In the summer of 2019, I suffered a pituitary apoplexy. This sudden bleed into the pituitary gland fundamentally changed my way of being.

Not only did I require a full six months off work, but I was also plunged into dependency on medicines – hydrocortisone and desmopressin – and managing a set of homeostatic functions that had been invisible (urine output, fluid intake, monitoring everyday feelings of tiredness, “brain fog”, and needing to moderate hydrocortisone doses by analysing levels of stress – either internal and emotional, or external such as infections etc). And I was tired the whole time, a form of deep existential exhaustion. I became easily exhausted after exercise, or if I was over stimulated thinking at work, or indeed after socialising. I had settled into these newly acquired rhythms of life, struggled with the psychological consequences of the new way of being, and had convinced myself that these were permanent changes to which I had to adapt.

But after a couple of years things started to change.  

I first noticed that I was concentrating my urine, and I just got this feeling that I no longer required the desmopressin. I had been planning trips into town by way of public or easily accessible toilets – when you suffer from diabetes insipidus, when you need to go, you really need to go – but the gaps between going to the toilet were increasing. I had been taking desmopressin at night, to allow me to sleep, but then not urinating in the morning either. I halved the dose, then increasingly just left evening doses out. I had the suspicion that taking the desmopressin was doing me more harm than good.

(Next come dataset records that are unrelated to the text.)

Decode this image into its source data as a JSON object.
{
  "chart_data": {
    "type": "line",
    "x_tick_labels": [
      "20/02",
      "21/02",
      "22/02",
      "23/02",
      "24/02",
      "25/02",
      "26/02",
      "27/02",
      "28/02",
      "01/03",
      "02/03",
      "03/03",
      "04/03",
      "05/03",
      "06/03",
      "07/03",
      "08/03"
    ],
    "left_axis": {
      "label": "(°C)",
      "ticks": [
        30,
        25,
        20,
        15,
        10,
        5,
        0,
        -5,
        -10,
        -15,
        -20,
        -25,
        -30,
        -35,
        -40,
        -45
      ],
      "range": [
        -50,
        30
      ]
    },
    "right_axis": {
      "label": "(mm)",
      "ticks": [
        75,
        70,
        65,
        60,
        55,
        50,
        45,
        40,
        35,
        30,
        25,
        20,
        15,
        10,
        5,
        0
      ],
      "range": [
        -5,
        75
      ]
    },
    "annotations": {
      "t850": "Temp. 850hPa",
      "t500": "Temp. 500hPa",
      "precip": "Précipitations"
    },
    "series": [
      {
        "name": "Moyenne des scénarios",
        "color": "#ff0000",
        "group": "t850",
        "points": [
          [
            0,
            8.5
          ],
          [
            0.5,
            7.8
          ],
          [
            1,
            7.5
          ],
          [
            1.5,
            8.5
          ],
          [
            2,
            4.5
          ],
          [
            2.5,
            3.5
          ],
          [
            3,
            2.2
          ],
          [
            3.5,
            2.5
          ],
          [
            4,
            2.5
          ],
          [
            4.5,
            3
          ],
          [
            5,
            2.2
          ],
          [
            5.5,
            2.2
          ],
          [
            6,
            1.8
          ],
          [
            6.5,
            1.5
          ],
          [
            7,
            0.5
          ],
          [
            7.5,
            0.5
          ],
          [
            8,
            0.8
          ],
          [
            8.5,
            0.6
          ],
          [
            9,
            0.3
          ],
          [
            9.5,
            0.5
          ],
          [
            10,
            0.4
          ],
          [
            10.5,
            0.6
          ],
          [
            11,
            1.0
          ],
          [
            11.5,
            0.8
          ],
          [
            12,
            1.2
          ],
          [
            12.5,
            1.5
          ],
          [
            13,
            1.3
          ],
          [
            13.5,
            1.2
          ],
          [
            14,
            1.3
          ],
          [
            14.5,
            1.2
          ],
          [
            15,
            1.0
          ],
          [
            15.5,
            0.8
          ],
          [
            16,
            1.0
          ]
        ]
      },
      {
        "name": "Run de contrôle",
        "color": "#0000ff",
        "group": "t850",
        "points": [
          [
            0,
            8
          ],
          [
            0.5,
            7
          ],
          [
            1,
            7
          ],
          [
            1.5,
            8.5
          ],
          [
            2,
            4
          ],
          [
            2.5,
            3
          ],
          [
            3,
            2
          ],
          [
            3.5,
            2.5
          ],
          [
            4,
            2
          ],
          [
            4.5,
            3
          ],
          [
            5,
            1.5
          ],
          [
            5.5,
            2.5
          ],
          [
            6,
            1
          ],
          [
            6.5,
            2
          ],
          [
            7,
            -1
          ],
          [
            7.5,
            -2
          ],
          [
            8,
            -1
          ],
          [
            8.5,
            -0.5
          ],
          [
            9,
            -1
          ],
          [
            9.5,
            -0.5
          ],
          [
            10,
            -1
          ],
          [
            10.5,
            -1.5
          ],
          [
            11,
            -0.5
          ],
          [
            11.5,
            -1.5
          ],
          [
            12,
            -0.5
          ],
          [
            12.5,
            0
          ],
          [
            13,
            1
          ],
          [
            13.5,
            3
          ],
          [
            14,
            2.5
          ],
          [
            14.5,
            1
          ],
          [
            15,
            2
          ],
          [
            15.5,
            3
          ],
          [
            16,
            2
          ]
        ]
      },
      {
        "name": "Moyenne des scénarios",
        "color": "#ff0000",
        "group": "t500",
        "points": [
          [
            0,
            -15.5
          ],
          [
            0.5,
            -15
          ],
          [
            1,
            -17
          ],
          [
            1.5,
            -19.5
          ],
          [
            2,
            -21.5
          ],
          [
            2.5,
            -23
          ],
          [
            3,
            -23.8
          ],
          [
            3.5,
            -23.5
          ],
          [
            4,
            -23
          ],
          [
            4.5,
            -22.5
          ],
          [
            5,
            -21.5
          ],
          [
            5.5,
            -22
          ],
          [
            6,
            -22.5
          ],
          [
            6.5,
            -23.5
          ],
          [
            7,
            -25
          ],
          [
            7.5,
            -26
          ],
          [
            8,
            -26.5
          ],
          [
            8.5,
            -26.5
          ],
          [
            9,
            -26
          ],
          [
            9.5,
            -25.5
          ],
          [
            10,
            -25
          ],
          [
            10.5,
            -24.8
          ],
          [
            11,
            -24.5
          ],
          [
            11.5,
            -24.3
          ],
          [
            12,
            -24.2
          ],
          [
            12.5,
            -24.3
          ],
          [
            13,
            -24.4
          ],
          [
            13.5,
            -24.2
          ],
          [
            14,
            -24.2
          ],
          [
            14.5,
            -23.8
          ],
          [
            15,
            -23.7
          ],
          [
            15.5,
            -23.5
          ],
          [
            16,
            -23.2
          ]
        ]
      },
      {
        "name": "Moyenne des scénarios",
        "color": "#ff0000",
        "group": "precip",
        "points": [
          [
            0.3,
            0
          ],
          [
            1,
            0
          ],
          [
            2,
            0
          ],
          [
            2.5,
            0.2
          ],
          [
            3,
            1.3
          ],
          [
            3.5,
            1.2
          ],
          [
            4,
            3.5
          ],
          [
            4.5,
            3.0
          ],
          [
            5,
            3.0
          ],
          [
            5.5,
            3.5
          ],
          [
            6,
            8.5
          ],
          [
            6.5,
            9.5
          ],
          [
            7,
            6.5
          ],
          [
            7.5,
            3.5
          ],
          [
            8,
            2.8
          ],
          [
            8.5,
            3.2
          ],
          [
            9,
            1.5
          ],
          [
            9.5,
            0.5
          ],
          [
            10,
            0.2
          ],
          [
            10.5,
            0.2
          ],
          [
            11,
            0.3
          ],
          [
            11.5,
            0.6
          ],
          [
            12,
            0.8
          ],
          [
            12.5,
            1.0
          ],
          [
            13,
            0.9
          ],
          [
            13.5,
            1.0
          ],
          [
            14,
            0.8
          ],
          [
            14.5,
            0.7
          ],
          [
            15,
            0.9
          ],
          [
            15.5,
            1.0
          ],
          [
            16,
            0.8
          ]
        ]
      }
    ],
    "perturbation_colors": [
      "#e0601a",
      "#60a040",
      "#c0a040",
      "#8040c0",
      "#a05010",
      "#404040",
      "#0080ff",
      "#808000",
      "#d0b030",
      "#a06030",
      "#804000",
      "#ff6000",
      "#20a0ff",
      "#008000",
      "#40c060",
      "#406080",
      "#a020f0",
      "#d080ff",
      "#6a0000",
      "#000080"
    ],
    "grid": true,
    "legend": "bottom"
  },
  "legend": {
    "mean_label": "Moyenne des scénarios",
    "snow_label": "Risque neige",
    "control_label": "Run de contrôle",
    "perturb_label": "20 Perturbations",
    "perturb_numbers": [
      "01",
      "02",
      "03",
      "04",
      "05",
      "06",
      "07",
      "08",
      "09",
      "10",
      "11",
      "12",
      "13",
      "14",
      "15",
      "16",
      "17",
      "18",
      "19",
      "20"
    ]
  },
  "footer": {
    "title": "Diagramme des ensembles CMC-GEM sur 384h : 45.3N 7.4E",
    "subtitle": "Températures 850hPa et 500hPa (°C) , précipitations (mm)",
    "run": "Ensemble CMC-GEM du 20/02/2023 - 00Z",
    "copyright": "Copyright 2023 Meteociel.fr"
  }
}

And then when I felt unwell, dizzy, as had happened several times, I would be off to the hospital to have my sodium levels checked. I could never rule out that I might not be in the beginnings of an adrenal crisis, and the previous two times had revealed dangerously low sodium levels, and drips of hydrocortisone had been put up. But the last time this happened my sodium levels were returned normal. It was not an incipient adrenal crisis. The consultant gave me the good news that the repeat MRI scan of my brain revealed a pituitary that appeared recovered from a bleed. I went in for a synacthen test – the proxy indicator for measuring our abilities to produce cortisol – and this was normal: I received a message from the consultant asking if I was certain that I had not taken my hydrocortisone that morning (you have to leave off the morning dose for the test to be meaningful). The results indicated that my pituitary was producing cortisol within the normal range. I asked if this meant that I could stop abiding the sick day rules – that is putting up the hydrocortisone dose in response to stress (concurrent infections, dental or surgical procedures, or extreme emotion distress) and he said yes – in fact, I could stop the hydrocortisone completely.

Having convinced myself that I was dependent on desmopressin and hydrocortisone for the rest of my life, I now had the opposite psychological issue. I had to readapt to the fact that I was no longer suffering from hypopituitarism and adjust accordingly. This was not the joyous emotional relief that you might think, as it took me several months to no longer carry around my emergency vial of hydrocortisone; and I carried on wearing my dependency bracelet. I had come to rely on medicine’s authority and reassurances in the absence of my body’s ability for homeostatic adjustment. Could I now trust my body again to deal with these issues on its own, that so many of us just take for granted? The sense of vulnerability of a failing body left its trace.

Objective numbers, normal returning tests, and scans do not translate into subjective feelings of wellness. How do I feel in myself? I am not the person I was pre apoplexy, in that I tire easily both physically and cognitively. Prior to the apoplexy I had been striving to climb all the Scottish Munros (mountains over 3000 feet), and although I can still get into the hills, I no longer have the stamina, or the motivation to continue climbing as I did. Yet this is not so bad, as with my slowing down I now appreciate that which is closer to home, more sedentary walks, but ones where I take in more of my surroundings. My appreciation of the beauty of nature has increased. I can no longer work late into the evening as I used to, and this too is not a bad thing, I engage more with my family and am better at relaxing. I now realise my limitations.

I have slowed down, and in many senses, this is a gift – the gift of illness. We cannot take our bodies and health for granted. We can become ill, and seriously ill, at any time. It is our lot in life. I’d like to think I live more in the moment and am more appreciative of what life has to offer.